The Conservatives have pledged to maintain the UK’s climate change commitments through enhanced clean technology and energy efficiency funding, but the Party’s manifesto also proposes continued support for the North Sea oil and gas industry and an additional focus on fracking.
The 88-page document, launched by Prime Minister Theresa May this morning (18 May), places a large emphasis on the critical role of the private sector, promising to “create the conditions where successful businesses can emerge and grow”.
The manifesto outlines a plan to “lead international action against climate change”, citing the importance of technologies such as battery storage and offshore wind to help the country meet its 2050 climate change targets to reduce emissions by 60% from 1990 levels.
Friends of the Earth (FoE) has said the commitment sends a “strong message” to both Donald Trump and opponents of climate action in the UK. “The Conservatives have comprehensively rejected the siren voices calling for the UK to walk away from its international and domestic commitments to tackle climate change,” FoE campaigner Dave Timms said.
But the decision to continue support for the North Sea oil and gas industry is likely to upset environmental groups, as will the commitment to develop fracking in the country.
Green businesses hoping for a timescale on the delivery of either the UK’s proposed Clean Growth Plan and 25-Year Plan for the Environment will be left disappointed, with the former failing to receive a single mention in the document. Also missing from the text is a reference to the UK’s strategy to address illegal levels of air pollution.
“The lack of policies to deal with the dirty air crisis is astounding,” Timms said. “Polluting car manufacturers will sleep easy knowing that they have been let off the hook, while children with asthma will continue to choke. This is a national disgrace which can’t be hidden behind planting a few trees.”
Low-carbon Industrial Strategy
The Conservatives pledge to create a modern Industrial Strategy that ensuring that industry has access to “reliable, cheap and clean power”. To meet these objectives, funding is earmarked for R&D into battery storage and electric vehicles (EVs).
The manifesto dismisses the commercial viability of large-scale onshore wind, but offers support for offshore turbines, along with the development of projects in the remote islands of Scotland. The Tories will look to ensure almost every vehicle to be zero-emission by 2050, reaffirming the pre-election pledge to invest £600m on low-emission transport by the end of the decade.
RenewableUK’s chief executive Hugh McNeal said: “Renewables can offer much to the next Government: these modern, game-changing technologies have resolved the decades-old problem of delivering an affordable, secure supply of low-carbon electricity. It’s good to see the Conservative manifesto focussing on energy policy outcomes like these.
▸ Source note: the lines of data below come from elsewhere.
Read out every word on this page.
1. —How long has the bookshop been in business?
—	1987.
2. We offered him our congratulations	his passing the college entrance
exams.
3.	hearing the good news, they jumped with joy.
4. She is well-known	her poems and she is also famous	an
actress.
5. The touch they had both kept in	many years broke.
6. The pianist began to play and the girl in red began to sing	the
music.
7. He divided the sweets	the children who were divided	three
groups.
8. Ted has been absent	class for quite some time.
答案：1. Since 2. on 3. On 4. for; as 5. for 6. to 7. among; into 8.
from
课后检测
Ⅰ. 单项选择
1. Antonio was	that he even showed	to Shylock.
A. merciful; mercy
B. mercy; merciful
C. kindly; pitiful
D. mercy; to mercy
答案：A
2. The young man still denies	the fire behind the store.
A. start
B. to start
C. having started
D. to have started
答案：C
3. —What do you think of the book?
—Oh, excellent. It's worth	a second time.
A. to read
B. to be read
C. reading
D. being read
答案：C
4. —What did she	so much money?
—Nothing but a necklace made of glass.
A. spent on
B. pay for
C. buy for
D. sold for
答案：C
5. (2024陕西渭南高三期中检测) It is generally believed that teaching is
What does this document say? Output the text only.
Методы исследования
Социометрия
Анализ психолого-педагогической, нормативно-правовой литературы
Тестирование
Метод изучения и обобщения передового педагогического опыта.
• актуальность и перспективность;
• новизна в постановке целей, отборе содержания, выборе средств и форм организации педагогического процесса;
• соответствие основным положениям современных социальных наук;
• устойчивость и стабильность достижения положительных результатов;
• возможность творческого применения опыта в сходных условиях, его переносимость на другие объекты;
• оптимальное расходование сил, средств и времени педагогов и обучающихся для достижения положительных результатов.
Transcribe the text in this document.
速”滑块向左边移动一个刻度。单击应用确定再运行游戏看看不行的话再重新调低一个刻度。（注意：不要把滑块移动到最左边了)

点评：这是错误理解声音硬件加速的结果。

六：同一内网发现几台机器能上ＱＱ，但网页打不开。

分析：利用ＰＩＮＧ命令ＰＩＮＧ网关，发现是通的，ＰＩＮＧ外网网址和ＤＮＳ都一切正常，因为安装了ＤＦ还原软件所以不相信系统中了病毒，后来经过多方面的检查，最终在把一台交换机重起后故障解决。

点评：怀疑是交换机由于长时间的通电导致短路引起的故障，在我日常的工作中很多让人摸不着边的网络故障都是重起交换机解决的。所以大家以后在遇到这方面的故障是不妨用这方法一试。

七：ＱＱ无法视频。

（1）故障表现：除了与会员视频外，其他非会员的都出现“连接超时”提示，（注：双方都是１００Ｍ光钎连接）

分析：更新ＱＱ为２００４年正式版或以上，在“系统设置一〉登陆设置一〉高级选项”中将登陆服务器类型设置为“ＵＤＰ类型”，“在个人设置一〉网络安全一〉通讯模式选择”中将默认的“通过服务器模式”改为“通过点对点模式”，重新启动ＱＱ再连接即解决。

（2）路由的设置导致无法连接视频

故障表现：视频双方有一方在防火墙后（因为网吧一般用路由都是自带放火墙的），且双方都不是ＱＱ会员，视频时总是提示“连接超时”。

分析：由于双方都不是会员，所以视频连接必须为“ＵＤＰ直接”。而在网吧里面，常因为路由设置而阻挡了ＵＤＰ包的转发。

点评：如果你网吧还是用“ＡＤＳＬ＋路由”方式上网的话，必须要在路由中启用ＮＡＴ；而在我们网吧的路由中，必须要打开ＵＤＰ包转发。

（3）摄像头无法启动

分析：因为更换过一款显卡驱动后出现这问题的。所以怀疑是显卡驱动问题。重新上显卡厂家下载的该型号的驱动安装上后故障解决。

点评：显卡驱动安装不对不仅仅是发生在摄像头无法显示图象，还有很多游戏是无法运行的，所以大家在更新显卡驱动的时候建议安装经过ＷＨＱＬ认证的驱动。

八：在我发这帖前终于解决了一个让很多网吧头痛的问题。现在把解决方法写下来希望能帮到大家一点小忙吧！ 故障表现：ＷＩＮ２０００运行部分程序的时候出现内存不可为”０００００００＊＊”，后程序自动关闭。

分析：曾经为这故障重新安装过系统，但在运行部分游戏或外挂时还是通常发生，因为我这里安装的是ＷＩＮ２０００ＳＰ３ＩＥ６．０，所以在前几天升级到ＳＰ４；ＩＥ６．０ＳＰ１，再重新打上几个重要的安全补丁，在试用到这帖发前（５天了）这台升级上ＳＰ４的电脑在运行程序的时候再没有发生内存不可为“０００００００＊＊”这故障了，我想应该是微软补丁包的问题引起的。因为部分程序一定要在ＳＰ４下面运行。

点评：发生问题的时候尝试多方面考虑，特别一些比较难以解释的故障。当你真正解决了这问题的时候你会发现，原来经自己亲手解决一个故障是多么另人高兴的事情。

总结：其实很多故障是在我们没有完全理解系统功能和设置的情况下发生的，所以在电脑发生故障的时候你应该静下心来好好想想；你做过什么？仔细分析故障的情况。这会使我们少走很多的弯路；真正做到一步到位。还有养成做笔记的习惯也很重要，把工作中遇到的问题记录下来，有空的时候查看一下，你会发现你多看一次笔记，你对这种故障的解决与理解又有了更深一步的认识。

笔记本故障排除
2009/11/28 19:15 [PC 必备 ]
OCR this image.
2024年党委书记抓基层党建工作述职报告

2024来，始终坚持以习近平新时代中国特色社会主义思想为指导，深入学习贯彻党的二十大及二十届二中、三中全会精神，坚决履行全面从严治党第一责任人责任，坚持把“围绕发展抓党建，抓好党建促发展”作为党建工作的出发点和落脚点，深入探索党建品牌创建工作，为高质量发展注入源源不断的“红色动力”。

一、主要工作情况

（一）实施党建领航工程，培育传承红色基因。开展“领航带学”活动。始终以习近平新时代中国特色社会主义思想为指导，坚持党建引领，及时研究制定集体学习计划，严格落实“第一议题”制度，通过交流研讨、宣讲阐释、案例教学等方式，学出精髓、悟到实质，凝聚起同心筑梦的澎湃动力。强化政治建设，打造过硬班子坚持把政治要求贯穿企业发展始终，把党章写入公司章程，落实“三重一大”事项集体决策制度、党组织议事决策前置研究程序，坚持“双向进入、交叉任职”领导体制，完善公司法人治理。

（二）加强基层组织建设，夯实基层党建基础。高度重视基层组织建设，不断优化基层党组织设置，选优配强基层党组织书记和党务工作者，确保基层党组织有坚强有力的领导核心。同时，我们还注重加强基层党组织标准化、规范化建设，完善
Our industries can help a future Conservative government to deliver these and more.”
Support for oil and (shale) gas
The next Conservative Government will ensure that the oil and gas sector plays a “critical role” in domestic energy supply and boosting the economy. In contrast to Labour and Lib Dem manifesto pledges to ban fracking, the Conservatives plan to develop the shale industry in Britain, but only if “rigorous” environmental protections are upheld.
A new Shale Environmental Regulator will be established to provide governance and accountability. The proposed Shale Wealth Fund, meanwhile, will be changed so that larger revenues from fracking go directly to communities that host the extraction sites.
“The mantra of ‘take back control’ will ring hollow for communities who face having fracking forced down their throats and their rights stripped away,” Timms said.
Protect the natural environment
The manifesto reiterates a vow to become “the first generation to leave the environment in a better state than we inherited it”. It mentions that the upcoming 25-Year Environment Plan will allow the UK to “take back control” of green legislation after the EU departure, but fails to provide a specific timescale for delivery.
The Party insists it will deliver on its commitment to improve flood defences and preserve the marine environment. The manifesto highlights a plan to work with the fishing industry to introduce a new regime for commercial fishing that will preserve and increase fish stocks.
“We will work with our Overseas Territory governments to create a Blue Belt of marine protection in their precious waters, establishing the largest marine sanctuaries anywhere in the world,” the manifesto says.
Energy efficiency measures
“Our ambition is that the UK should have the lowest energy costs in Europe, both for households and businesses,” the text reads. “So as we upgrade our energy infrastructure, we will do it in an affordable way, consistent with that ambition.”
The Party pledges a consultation on the extension of the “safeguard tariff” cap for micro-businesses. It will launch an independent review into the cost of energy, aiming to secure low prices, along with a reliable supply, while helping the the UK to meet its 2050 climate change objectives.
A new energy efficiency scheme will be set up to help large businesses install measures to reduce energy usage and bills. The next Tory Government will offer smart meters to every business and household by the end of 2020, and commit to upgrade all homes to an Energy Performance Certificate (EPC) Band C by 2030.
The Conservatives are the third of the major parties to publish its manifesto ahead of the general election, after the Liberal Democrats and Labour released their respective 2017 manifestos earlier this week.